Todavía tenemos un larguísimo camino por recorrer. En general, la gente cuando va al supermercado está muy desorientada. Y no es su culpa: la industria alimentaria juega tanto al despiste que estamos perdidos. Muchos creen que el problema de los alimentos son los aditivos cuando, en realidad, son seguros. Lo que realmente es dañino para la salud es el azúcar añadido, determinadas grasas o las harinas refinadas que la industria de los procesados utiliza a cascoporro en productos que luego nos vende como «sin conservantes ni colorantes» o «ricos en  vitamina B,C,D,E,X…». Sucede igual con las calorías, que están demonizadas, cuando productos calóricos como los frutos secos o el aceite de oliva son muy beneficiosos mientras que los refrescos light, con cero calorías, no aportan absolutamente nada. La gente está muy confundida. El problema es que se han estado enviando mensajes nutricionales equivocados. Nos falta mucho camino por recorrer y los medios de comunicación somos los primeros que tenemos la responsabilidad de proporcionar buena información. Luego, las instituciones públicas también deberían dar a la gente pautas claras de lo que es o no saludable. ¿Con qué chocamos? Con el inmenso poder que tienen las grandes compañías que producen ultraprocesados y esos productos perjudiciales para la salud. Por eso, desde las instituciones públicas se debería lucha contra esas empresas que lo único que quieren es vender más y no se preocupan por la salud de los ciudadanos.

Hay quien asegura que comer mejor es más caro. Los datos del INE, por ejemplo, señalan que la obesidad infantil tiene una mayor incidencia en familias con menos recursos. ¿Es la buena alimentación una cuestión de clases?
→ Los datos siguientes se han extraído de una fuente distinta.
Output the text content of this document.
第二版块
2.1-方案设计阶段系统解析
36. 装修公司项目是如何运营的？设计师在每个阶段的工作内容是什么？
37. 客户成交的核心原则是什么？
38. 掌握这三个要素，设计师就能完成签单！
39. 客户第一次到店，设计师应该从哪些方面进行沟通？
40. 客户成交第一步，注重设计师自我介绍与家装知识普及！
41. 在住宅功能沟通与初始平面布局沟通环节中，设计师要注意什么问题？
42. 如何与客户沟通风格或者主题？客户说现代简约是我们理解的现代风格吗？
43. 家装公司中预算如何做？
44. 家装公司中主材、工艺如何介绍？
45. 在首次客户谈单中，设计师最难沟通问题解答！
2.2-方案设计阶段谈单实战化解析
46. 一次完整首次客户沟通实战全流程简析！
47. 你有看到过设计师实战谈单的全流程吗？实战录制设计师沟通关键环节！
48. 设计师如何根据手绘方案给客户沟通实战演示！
En España, y en Occidente en general, tenemos un problema de malnutrición que afecta sobre todo a las clases más desfavorecidas o con menos recursos económicos. ¿Eso es porque comer sano es más caro? Relativamente. Creo que, sobre todo, hay un problema de desinformación. Las clases más pudientes están mejor informadas sobre lo que es saludable y lo que no y toman decisiones más adecuadas desde el punto de vista nutricional. Luego es una cuestión de accesibilidad, porque en las zonas donde compran las familias con menos recursos parece haber una mayor disponibilidad de los productos procesados frente a los frescos. Sin olvidarnos de la falta de tiempo que provoca que se opte por preparados y ultraprocesados. Es una cuestión más compleja que el decir que las frutas y las verduras son más caras y por tanto menos accesibles. Pero yo creo que sí se  puede llevar una dieta más o menos saludable con productos asequibles en España, pero hace falta educación nutricional, un mejor acceso y más tiempo.
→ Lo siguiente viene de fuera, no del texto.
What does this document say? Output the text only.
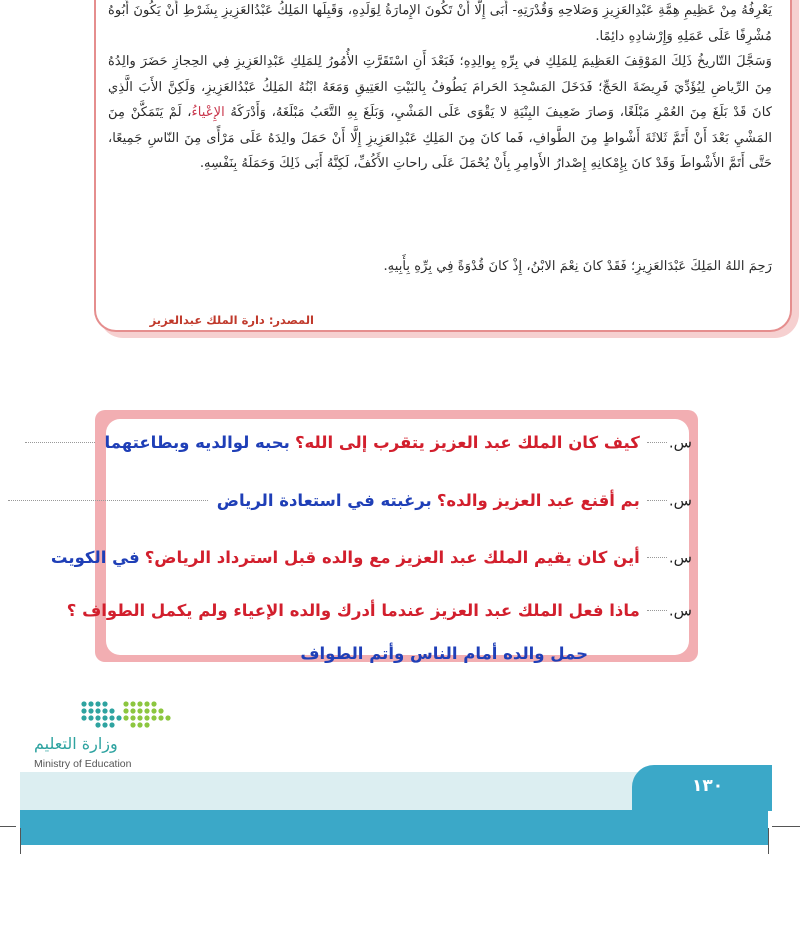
يَعْرِفُهُ مِنْ عَظِيمِ هِمَّةِ عَبْدِالعَزِيزِ وَصَلاحِهِ وَقُدْرَتِهِ- أَبَى إِلَّا أَنْ تَكُونَ الإِمارَةُ لِوَلَدِهِ، وَقَبِلَها المَلِكُ عَبْدُالعَزِيزِ بِشَرْطِ أَنْ يَكُونَ أَبُوهُ مُشْرِفًا عَلَى عَمَلِهِ وَإِرْشادِهِ دائِمًا.
وَسَجَّلَ التّاريخُ ذَلِكَ المَوْقِفَ العَظِيمَ لِلمَلِكِ في بِرِّهِ بِوالِدِهِ؛ فَبَعْدَ أَنِ اسْتَقَرَّتِ الأُمُورُ لِلمَلِكِ عَبْدِالعَزِيزِ فِي الحِجازِ حَضَرَ والِدُهُ مِنَ الرِّياضِ لِيُؤَدِّيَ فَرِيضَةَ الحَجِّ؛ فَدَخَلَ المَسْجِدَ الحَرامَ يَطُوفُ بِالبَيْتِ العَتِيقِ وَمَعَهُ ابْنُهُ المَلِكُ عَبْدُالعَزِيزِ، وَلَكِنَّ الأَبَ الَّذِي كانَ قَدْ بَلَغَ مِنَ العُمْرِ مَبْلَغًا، وَصارَ ضَعِيفَ البِنْيَةِ لا يَقْوَى عَلَى المَشْيِ، وَبَلَغَ بِهِ التَّعَبُ مَبْلَغَهُ، وَأَدْرَكَهُ الإِعْياءُ، لَمْ يَتَمَكَّنْ مِنَ المَشْيِ بَعْدَ أَنْ أَتَمَّ ثَلاثَةَ أَشْواطٍ مِنَ الطَّوافِ، فَما كانَ مِنَ المَلِكِ عَبْدِالعَزِيزِ إِلَّا أَنْ حَمَلَ والِدَهُ عَلَى مَرْأًى مِنَ النّاسِ جَمِيعًا، حَتَّى أَتَمَّ الأَشْواطَ وَقَدْ كانَ بِإِمْكانِهِ إِصْدارُ الأَوامِرِ بِأَنْ يُحْمَلَ عَلَى راحاتِ الأَكُفِّ، لَكِنَّهُ أَبَى ذَلِكَ وَحَمَلَهُ بِنَفْسِهِ.
رَحِمَ اللهُ المَلِكَ عَبْدَالعَزِيزِ؛ فَقَدْ كانَ نِعْمَ الابْنُ، إِذْ كانَ قُدْوَةً فِي بِرِّهِ بِأَبِيهِ.
المصدر: دارة الملك عبدالعزيز
س. كيف كان الملك عبد العزيز يتقرب إلى الله؟ بحبه لوالديه وبطاعتهما
س. بم أقنع عبد العزيز والده؟ برغبته في استعادة الرياض
س. أين كان يقيم الملك عبد العزيز مع والده قبل استرداد الرياض؟ في الكويت
س. ماذا فعل الملك عبد العزيز عندما أدرك والده الإعياء ولم يكمل الطواف ؟
حمل والده أمام الناس وأتم الطواف
وزارة التعليم
Ministry of Education
١٣٠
¿Quién tiene la responsabilidad de frenar lo que, según la Organización Mundial de la Salud, es ya una de las grandes epidemias del siglo XXI?

Para frenar el ascenso de la obesidad entre las personas con menos recursos económicos no basta con quedarse en eso de que «comer sano es caro». Hacen falta unas políticas públicas contundentes. La información es clave, porque las madres y padres no alimentan mal a sus hijos por desidia, sino muchas veces por desconocimiento. Se debe educar a los niños para que aprendan lo que es sano y lo que no, y también a los adultos a través de campañas y pautas claras desde los centros sanitarios –que muchas veces no se dan porque no hay nutricionistas en la sanidad pública, y sí más de un médico con ideas sobre la nutrición de hace 40 años–. Se debe promover un etiquetado claro, con sellos que alerten a la población del alto contenido en azúcar, grasas insanas o sal de determinados productos, y se debe prohibir terminantemente la publicidad de este tipo de comestibles dirigida a los niños. A la vez, se deberían poner en marcha medidas que fomenten la disponibilidad de productos frescos sanos para toda la población, no solo para los ricos, y gravar con impuestos los comestibles y bebidas perjudiciales para la salud. Lo mismo que se hace con el tabaco y el alcohol.